Minneapolis:
Sixty people have been charged in a widespread magazine telemarketing scam that authorities say netted USD 300 million from more than 150,000 elderly and vulnerable people nationwide, the U.S. attorney’s office in Minnesota announced Wednesday. U.S. Attorney Erica MacDonald called the scam the largest elder fraud scheme in the country.
MacDonald said the 60 defendants face a host of charges, including conspiracy, mail fraud, wire fraud, and violating the Senior Citizens Against Marketing Scams Act of 1994. The defendants are from 14 states and two Canadian provinces. “Unfortunately, we live in a world where fraudsters are willing to take advantage of seniors, who are often trusting and polite. It’s my hope that this prosecution is a call for vigilance and caution,” MacDonald said in a statement.
The indictments and other court documents say that over the last 20 years, the defendants used a network of dozens of fraudulent magazine sales companies and telemarketing call centers to carry out the scam. Employees allegedly used deceptive sales scripts to trick people into making large or repeat payments to the companies.

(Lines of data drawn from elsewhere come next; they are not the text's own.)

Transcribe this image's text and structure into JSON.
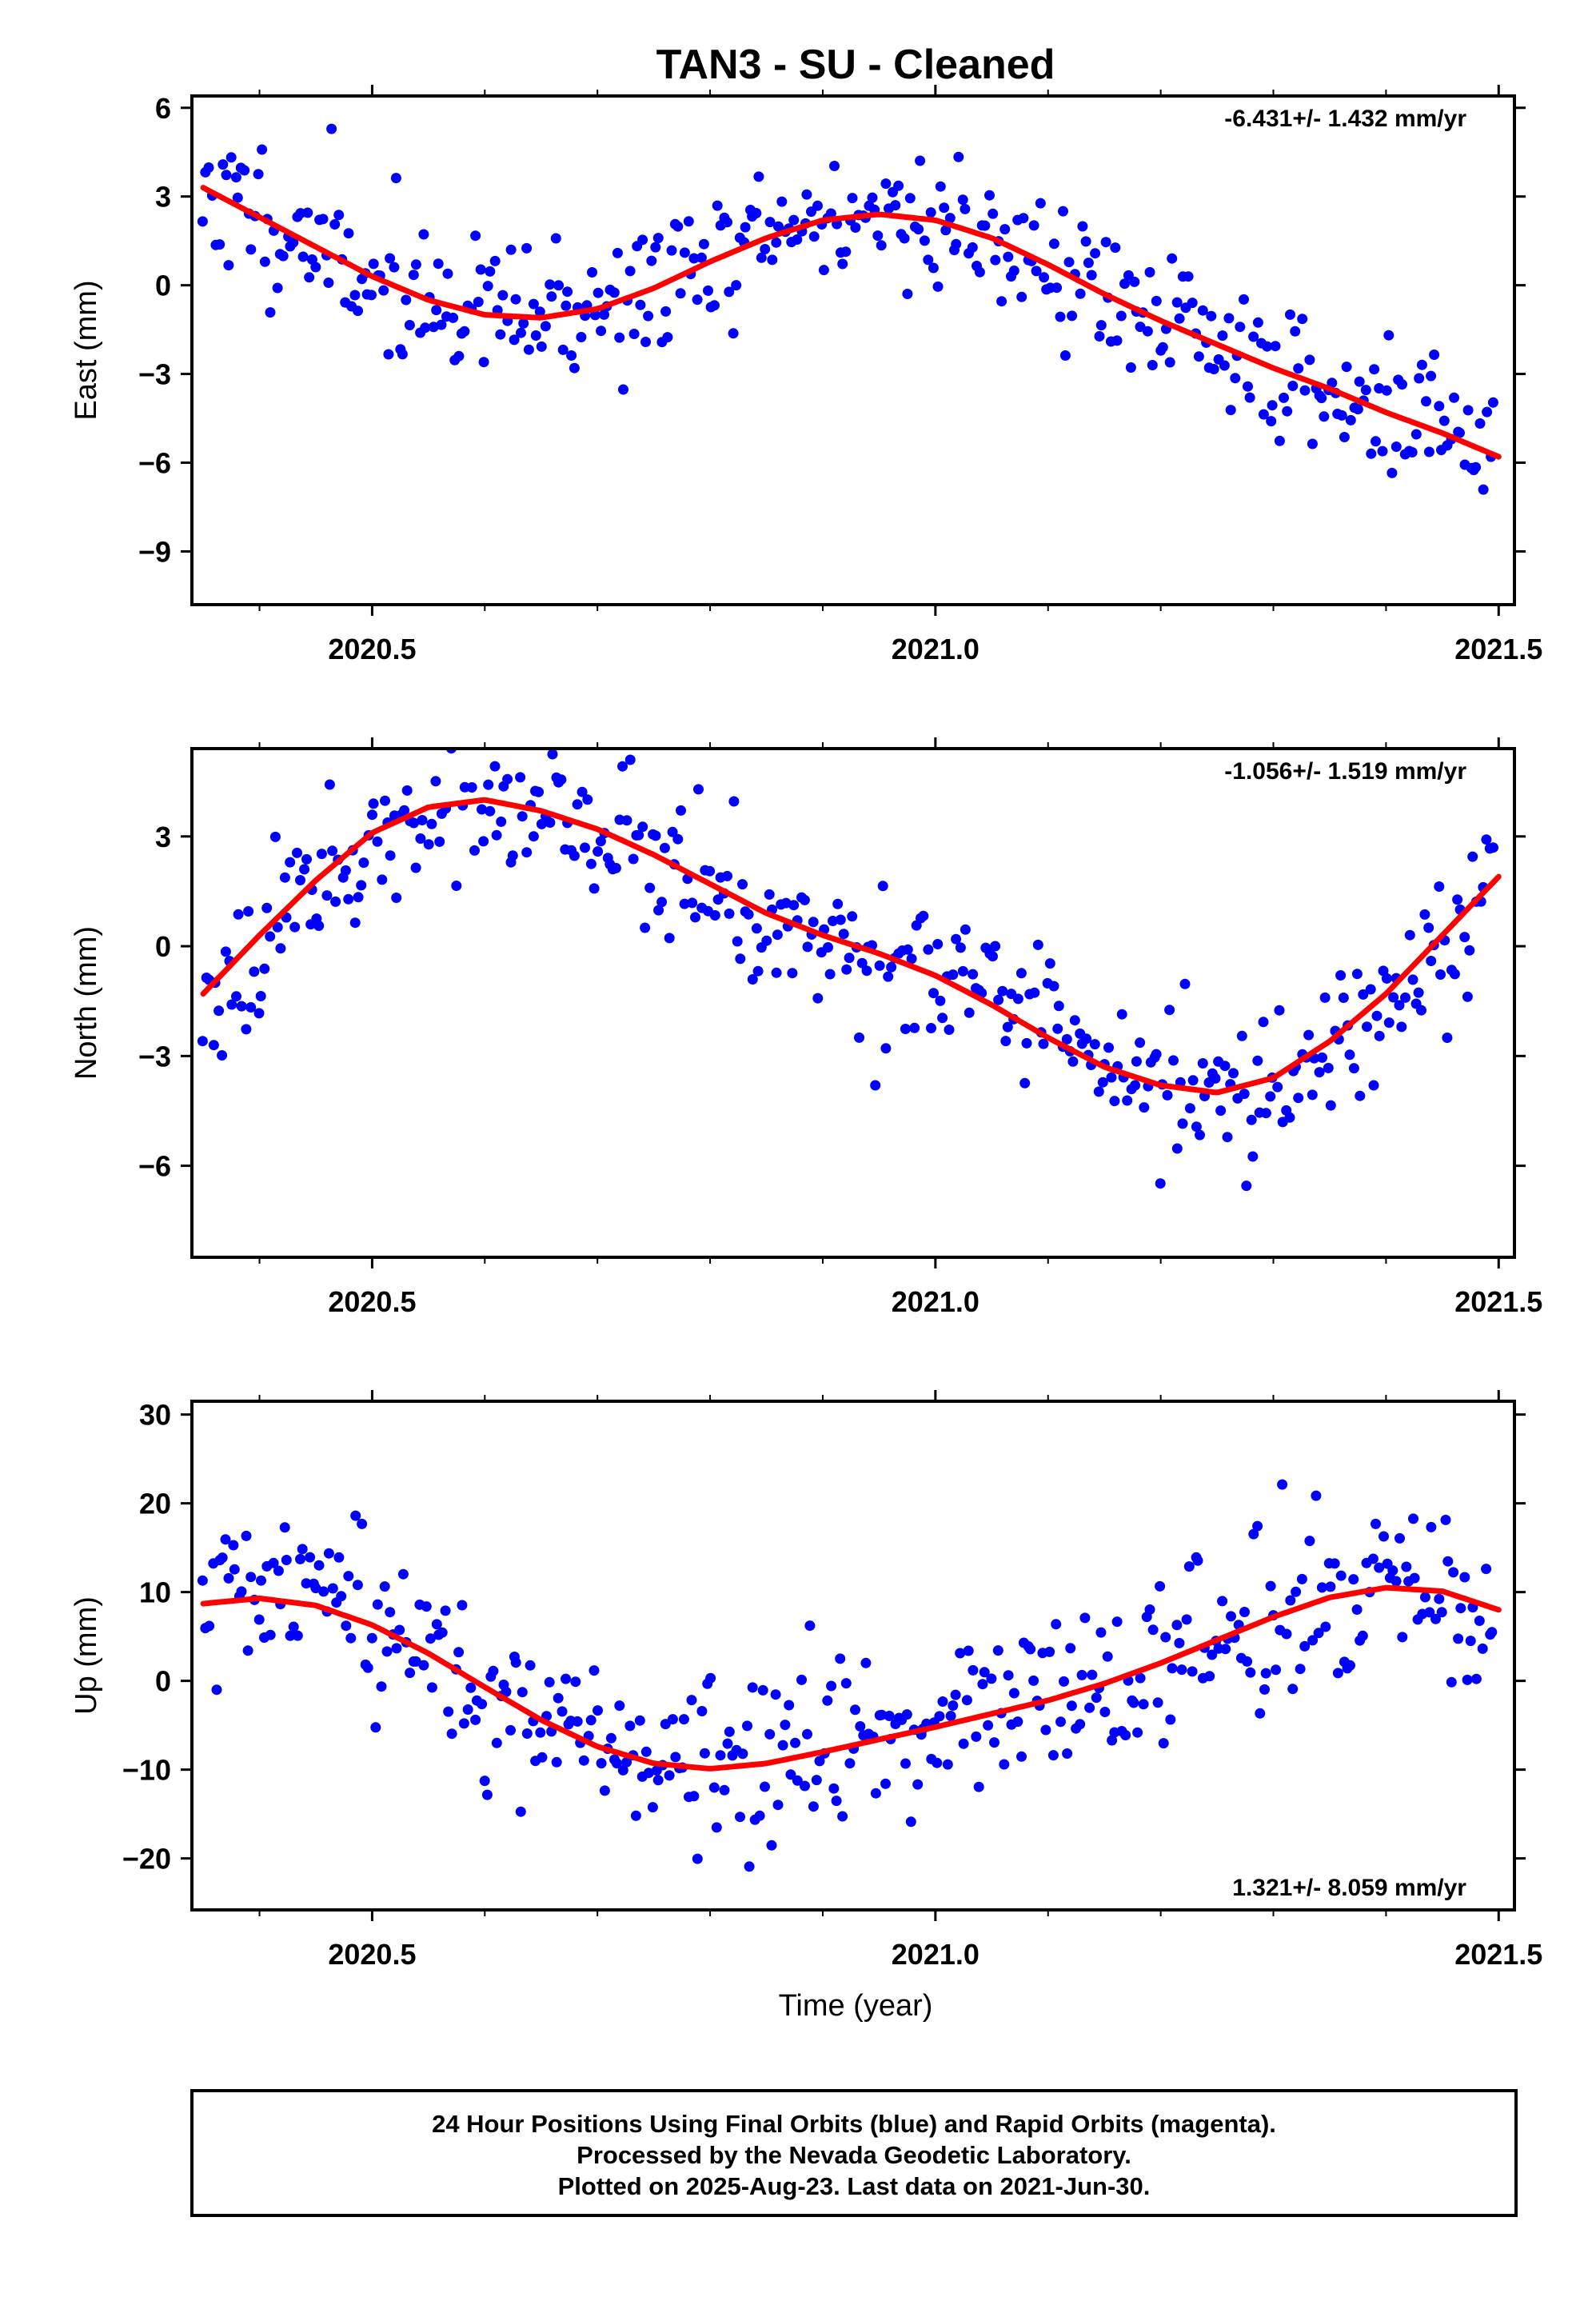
{
  "title": "TAN3  - SU - Cleaned",
  "xlabel": "Time (year)",
  "caption": {
    "line1": "24 Hour Positions Using Final Orbits (blue) and Rapid Orbits (magenta).",
    "line2": "Processed by the Nevada Geodetic Laboratory.",
    "line3": "Plotted on 2025-Aug-23. Last data on 2021-Jun-30."
  },
  "colors": {
    "points": "#0000ff",
    "fit": "#ff0000",
    "frame": "#000000"
  },
  "chart_data": [
    {
      "type": "scatter",
      "ylabel": "East (mm)",
      "rate_text": "-6.431+/- 1.432 mm/yr",
      "xlim": [
        2020.34,
        2021.514
      ],
      "ylim": [
        -10.8,
        6.4
      ],
      "xticks": [
        2020.5,
        2021.0,
        2021.5
      ],
      "xtick_labels": [
        "2020.5",
        "2021.0",
        "2021.5"
      ],
      "yticks": [
        6,
        3,
        0,
        -3,
        -6,
        -9
      ],
      "ytick_labels": [
        "6",
        "3",
        "0",
        "−3",
        "−6",
        "−9"
      ],
      "fit": {
        "x": [
          2020.35,
          2020.4,
          2020.45,
          2020.5,
          2020.55,
          2020.6,
          2020.65,
          2020.7,
          2020.75,
          2020.8,
          2020.85,
          2020.9,
          2020.95,
          2021.0,
          2021.05,
          2021.1,
          2021.15,
          2021.2,
          2021.25,
          2021.3,
          2021.35,
          2021.4,
          2021.45,
          2021.5
        ],
        "y": [
          3.3,
          2.3,
          1.3,
          0.3,
          -0.5,
          -1.0,
          -1.1,
          -0.8,
          -0.1,
          0.8,
          1.6,
          2.2,
          2.4,
          2.2,
          1.6,
          0.7,
          -0.3,
          -1.2,
          -2.0,
          -2.8,
          -3.5,
          -4.3,
          -5.0,
          -5.8
        ]
      },
      "noise_seed": 11,
      "noise_sigma": 1.2
    },
    {
      "type": "scatter",
      "ylabel": "North (mm)",
      "rate_text": "-1.056+/- 1.519 mm/yr",
      "xlim": [
        2020.34,
        2021.514
      ],
      "ylim": [
        -8.5,
        5.4
      ],
      "xticks": [
        2020.5,
        2021.0,
        2021.5
      ],
      "xtick_labels": [
        "2020.5",
        "2021.0",
        "2021.5"
      ],
      "yticks": [
        3,
        0,
        -3,
        -6
      ],
      "ytick_labels": [
        "3",
        "0",
        "−3",
        "−6"
      ],
      "fit": {
        "x": [
          2020.35,
          2020.4,
          2020.45,
          2020.5,
          2020.55,
          2020.6,
          2020.65,
          2020.7,
          2020.75,
          2020.8,
          2020.85,
          2020.9,
          2020.95,
          2021.0,
          2021.05,
          2021.1,
          2021.15,
          2021.2,
          2021.25,
          2021.3,
          2021.35,
          2021.4,
          2021.45,
          2021.5
        ],
        "y": [
          -1.3,
          0.3,
          1.8,
          3.1,
          3.8,
          4.0,
          3.7,
          3.2,
          2.5,
          1.7,
          0.9,
          0.3,
          -0.2,
          -0.8,
          -1.6,
          -2.5,
          -3.3,
          -3.8,
          -4.0,
          -3.6,
          -2.6,
          -1.3,
          0.3,
          1.9
        ]
      },
      "noise_seed": 23,
      "noise_sigma": 1.0
    },
    {
      "type": "scatter",
      "ylabel": "Up (mm)",
      "rate_text": "1.321+/- 8.059 mm/yr",
      "xlim": [
        2020.34,
        2021.514
      ],
      "ylim": [
        -25.8,
        31.5
      ],
      "xticks": [
        2020.5,
        2021.0,
        2021.5
      ],
      "xtick_labels": [
        "2020.5",
        "2021.0",
        "2021.5"
      ],
      "yticks": [
        30,
        20,
        10,
        0,
        -10,
        -20
      ],
      "ytick_labels": [
        "30",
        "20",
        "10",
        "0",
        "−10",
        "−20"
      ],
      "fit": {
        "x": [
          2020.35,
          2020.4,
          2020.45,
          2020.5,
          2020.55,
          2020.6,
          2020.65,
          2020.7,
          2020.75,
          2020.8,
          2020.85,
          2020.9,
          2020.95,
          2021.0,
          2021.05,
          2021.1,
          2021.15,
          2021.2,
          2021.25,
          2021.3,
          2021.35,
          2021.4,
          2021.45,
          2021.5
        ],
        "y": [
          8.7,
          9.3,
          8.5,
          6.3,
          3.1,
          -0.7,
          -4.4,
          -7.4,
          -9.3,
          -9.9,
          -9.3,
          -8.0,
          -6.6,
          -5.2,
          -3.7,
          -2.2,
          -0.3,
          2.0,
          4.6,
          7.2,
          9.4,
          10.5,
          10.1,
          8.0
        ]
      },
      "noise_seed": 37,
      "noise_sigma": 4.8
    }
  ]
}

The indictments allege that many of the defendants used a fraudulent “renewal” script in which the telemarketers falsely claimed to be calling from the victim’s existing magazine subscription company with a phony offer to reduce monthly subscription costs. In reality, the callers had no existing relationship with victims and signed them up for expensive, new magazine subscriptions. As a result, consumers ended up having multiple subscriptions with fraudulent magazine companies.
“Using a tactic like telemarketing magazine sales, these deceitful scam artists bilk hard earned money from their aging victims – leaving so many financially devastated in their retirement years and without recourse for recovery,” Michael Paul, the FBI’s special agent in charge in Minneapolis, said. Some of the defendants are also accused of using a “cancellation” script that targeted people who had been previous victims.
According to the indictments, these defendants took advantage of victims’ desperation to make the subscriptions stop and offered to consolidate and cancel existing subscriptions and pay off an alleged “outstanding balance” in exchange for a large lump sum payment. In reality, victims owed no money. The indictments charge defendants at all levels of the alleged conspiracies, including people who allegedly led the scheme, company owners, call center managers, telemarketers and others.
Those who led the scheme provided the companies software programs that tracked orders, sales, and other customer information. The U.S. attorney’s office says the fraudulent companies were operating in Minnesota, Florida, Georgia, Mississippi, California, Iowa, Kansas, Missouri, Illinois, Colorado, Arizona, New Mexico, North Carolina, and Arkansas.